Eventually I got to a point where adding or removing a file on an S3 bucket, would trigger an invalidation in the correct CloudFront distribution. In the end I did not need to link it to the end of the CodePipeline, as the Lambda function is triggered by the update to the S3 bucket (which itself is done by CodePipeline). All that was left to do was to tidy up the code, write some documentation, and share it on Github for anyone to use or modify. I have kept this post more about the backgound to this project, the code, and instructions to use it are all on Github.

This code probably only saves a few minutes each time I update one of my websites, and may take a number of years to cancel out the time I spent working on it. Even more if I factor in the time spent on the original version prior to the CodePipeline to S3 announcement, but I find coding so much more rewarding when you are solving an actual problem. I also feel like I have levelled up as a geek, by publishing my first repository on Github. Now with this little project out of the way, I can start work on a new server, and WordPress theme for this blog, which was one of my goals for 2019.

Saved by the Backup

In my last post I explained about my back up routine for WordPress, I wasn’t planning on testing it out so soon, but it has just saved my bacon! The plan was to spend an hour or so tweaking the blog to make it faster, by using the WP Super Cache plug in and Amazon Cloud Front, however something went badly wrong! The alarm bells should have started to ring when I noticed that most tutorials about using Amazon Cloud Front with WordPress referred to W3 Total Cache, however I preferred the look of WP Super Cache and fancied a challenge…

I was loosely following this guide, but somehow managed to take my website offline, probably by sending requests into a DNS blackhole. The problem was this meant I couldn’t get back onto my website to turn the caching off again. At this point I would also like to add that I couldn’t test this phase on my development server, as Cloud Front needed to pull data from the blog, which meant deploying on the live site.

I could still SSH into the server, so used the WP Super Cache uninstall instructions for “if all else fails and your site is broken”. However that didn’t help. At this point I was getting a little bit more panicked, but was very glad of my new backup strategy and that I’d had the foresight to make a backup just before I’d started fiddling with the blog. I feared the worst, that I would have to reinstall WordPress again from scratch and reload my data, reading this troubleshooting guide confirmed my fears.
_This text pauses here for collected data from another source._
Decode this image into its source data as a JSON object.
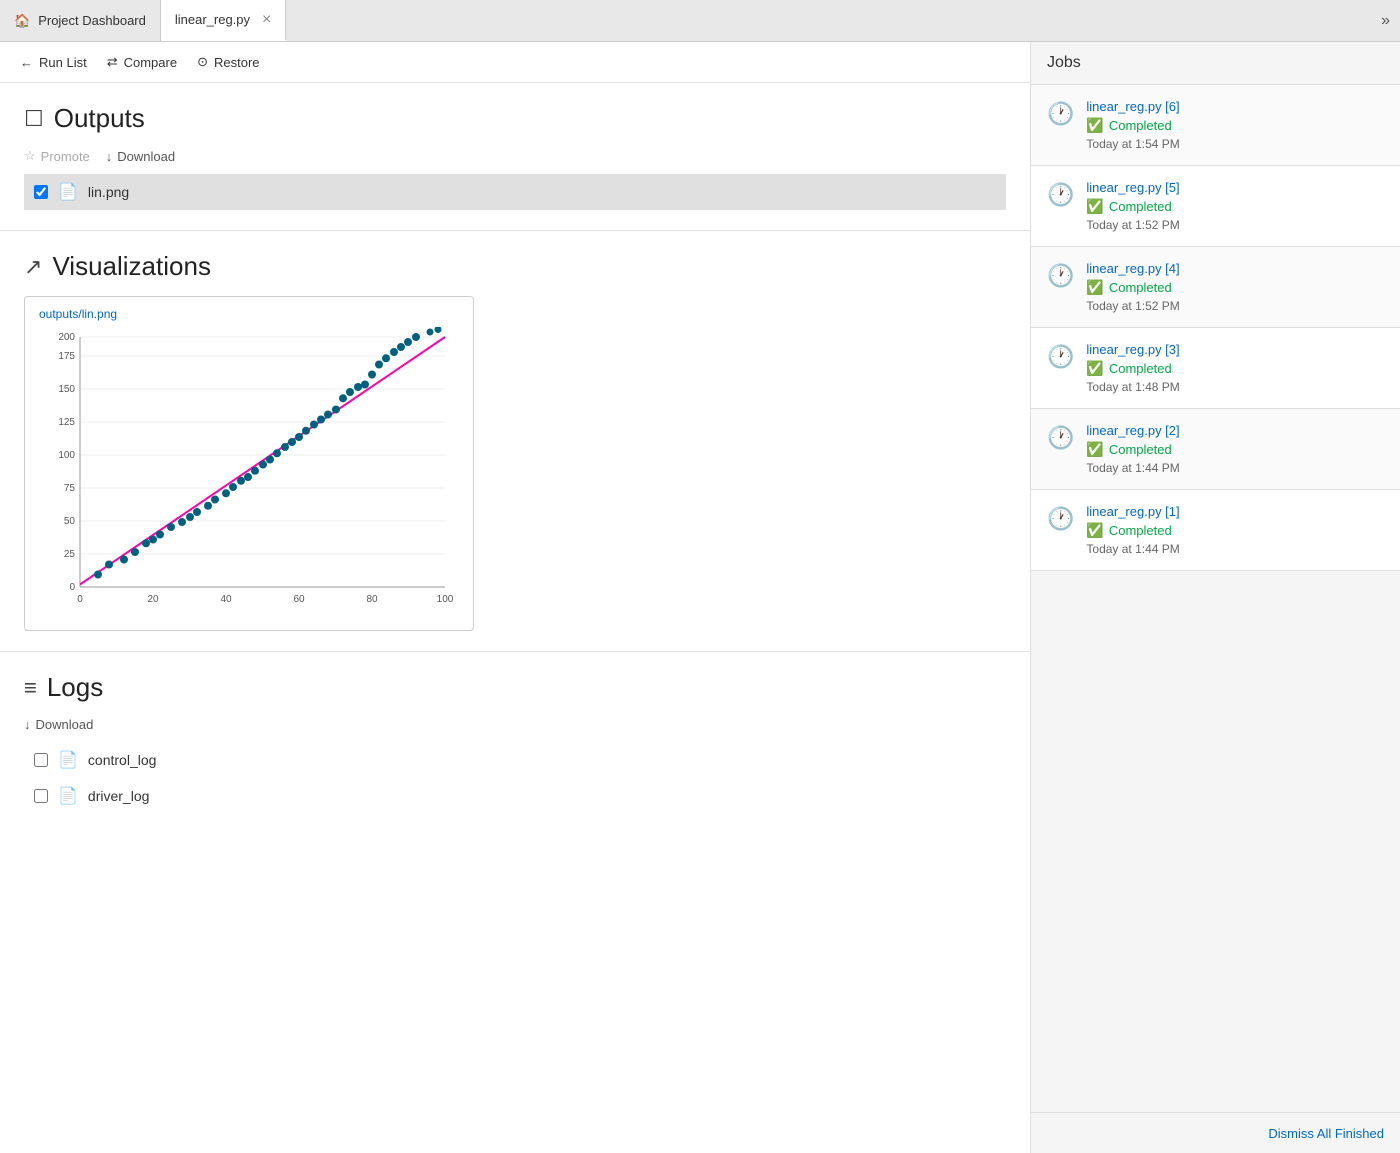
{
  "tabs": [
    {
      "id": "project-dashboard",
      "label": "Project Dashboard",
      "active": false,
      "closable": false,
      "icon": "home"
    },
    {
      "id": "linear-reg",
      "label": "linear_reg.py",
      "active": true,
      "closable": true
    }
  ],
  "toolbar": {
    "run_list_label": "Run List",
    "compare_label": "Compare",
    "restore_label": "Restore"
  },
  "outputs": {
    "section_title": "Outputs",
    "promote_label": "Promote",
    "download_label": "Download",
    "files": [
      {
        "name": "lin.png",
        "selected": true
      }
    ]
  },
  "visualizations": {
    "section_title": "Visualizations",
    "viz_file_label": "outputs/lin.png",
    "chart": {
      "x_min": 0,
      "x_max": 100,
      "y_min": 0,
      "y_max": 200,
      "x_ticks": [
        0,
        20,
        40,
        60,
        80,
        100
      ],
      "y_ticks": [
        0,
        25,
        50,
        75,
        100,
        125,
        150,
        175,
        200
      ],
      "regression_line": {
        "x1": 0,
        "y1": 2,
        "x2": 100,
        "y2": 200
      },
      "points": [
        [
          5,
          10
        ],
        [
          8,
          18
        ],
        [
          12,
          22
        ],
        [
          15,
          28
        ],
        [
          18,
          35
        ],
        [
          20,
          38
        ],
        [
          22,
          42
        ],
        [
          25,
          48
        ],
        [
          28,
          52
        ],
        [
          30,
          56
        ],
        [
          32,
          60
        ],
        [
          35,
          65
        ],
        [
          37,
          70
        ],
        [
          40,
          75
        ],
        [
          42,
          80
        ],
        [
          44,
          85
        ],
        [
          46,
          88
        ],
        [
          48,
          93
        ],
        [
          50,
          98
        ],
        [
          52,
          102
        ],
        [
          54,
          107
        ],
        [
          56,
          112
        ],
        [
          58,
          116
        ],
        [
          60,
          120
        ],
        [
          62,
          125
        ],
        [
          64,
          130
        ],
        [
          66,
          134
        ],
        [
          68,
          138
        ],
        [
          70,
          143
        ],
        [
          72,
          148
        ],
        [
          74,
          152
        ],
        [
          76,
          157
        ],
        [
          78,
          162
        ],
        [
          80,
          166
        ],
        [
          82,
          170
        ],
        [
          84,
          175
        ],
        [
          86,
          180
        ],
        [
          88,
          184
        ],
        [
          90,
          188
        ],
        [
          92,
          192
        ],
        [
          94,
          196
        ],
        [
          96,
          198
        ],
        [
          98,
          200
        ]
      ]
    }
  },
  "logs": {
    "section_title": "Logs",
    "download_label": "Download",
    "files": [
      {
        "name": "control_log",
        "selected": false
      },
      {
        "name": "driver_log",
        "selected": false
      }
    ]
  },
  "jobs_panel": {
    "header": "Jobs",
    "expand_icon": "»",
    "jobs": [
      {
        "id": "job6",
        "name": "linear_reg.py [6]",
        "status": "Completed",
        "time": "Today at 1:54 PM"
      },
      {
        "id": "job5",
        "name": "linear_reg.py [5]",
        "status": "Completed",
        "time": "Today at 1:52 PM"
      },
      {
        "id": "job4",
        "name": "linear_reg.py [4]",
        "status": "Completed",
        "time": "Today at 1:52 PM"
      },
      {
        "id": "job3",
        "name": "linear_reg.py [3]",
        "status": "Completed",
        "time": "Today at 1:48 PM"
      },
      {
        "id": "job2",
        "name": "linear_reg.py [2]",
        "status": "Completed",
        "time": "Today at 1:44 PM"
      },
      {
        "id": "job1",
        "name": "linear_reg.py [1]",
        "status": "Completed",
        "time": "Today at 1:44 PM"
      }
    ],
    "dismiss_label": "Dismiss All Finished"
  }
}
Reinstalling WordPress isn’t the end of the world, I have done it a number of times, but for some reason I have been having a lot of permission issues on my web server, maybe I had taken security a bit too far. This meant that I couldn’t get my FTP client to upload my backup data. I ended up revisiting the AWS WordPress installation guide and also this blog post to find the correct settings and set them via SSL. At least I’ve had a lot of command line practice this evening!

Even with the permissions fixed, I couldn’t use the restore tool on Updraftplus (possibly due to restrictions I have added on AWS?), but was able to upload the data via FTP and got the blog up and running again. I still haven’t got the caching/CDN set up, but I think I’l take the easy route now and hopefully not need to test my backups again.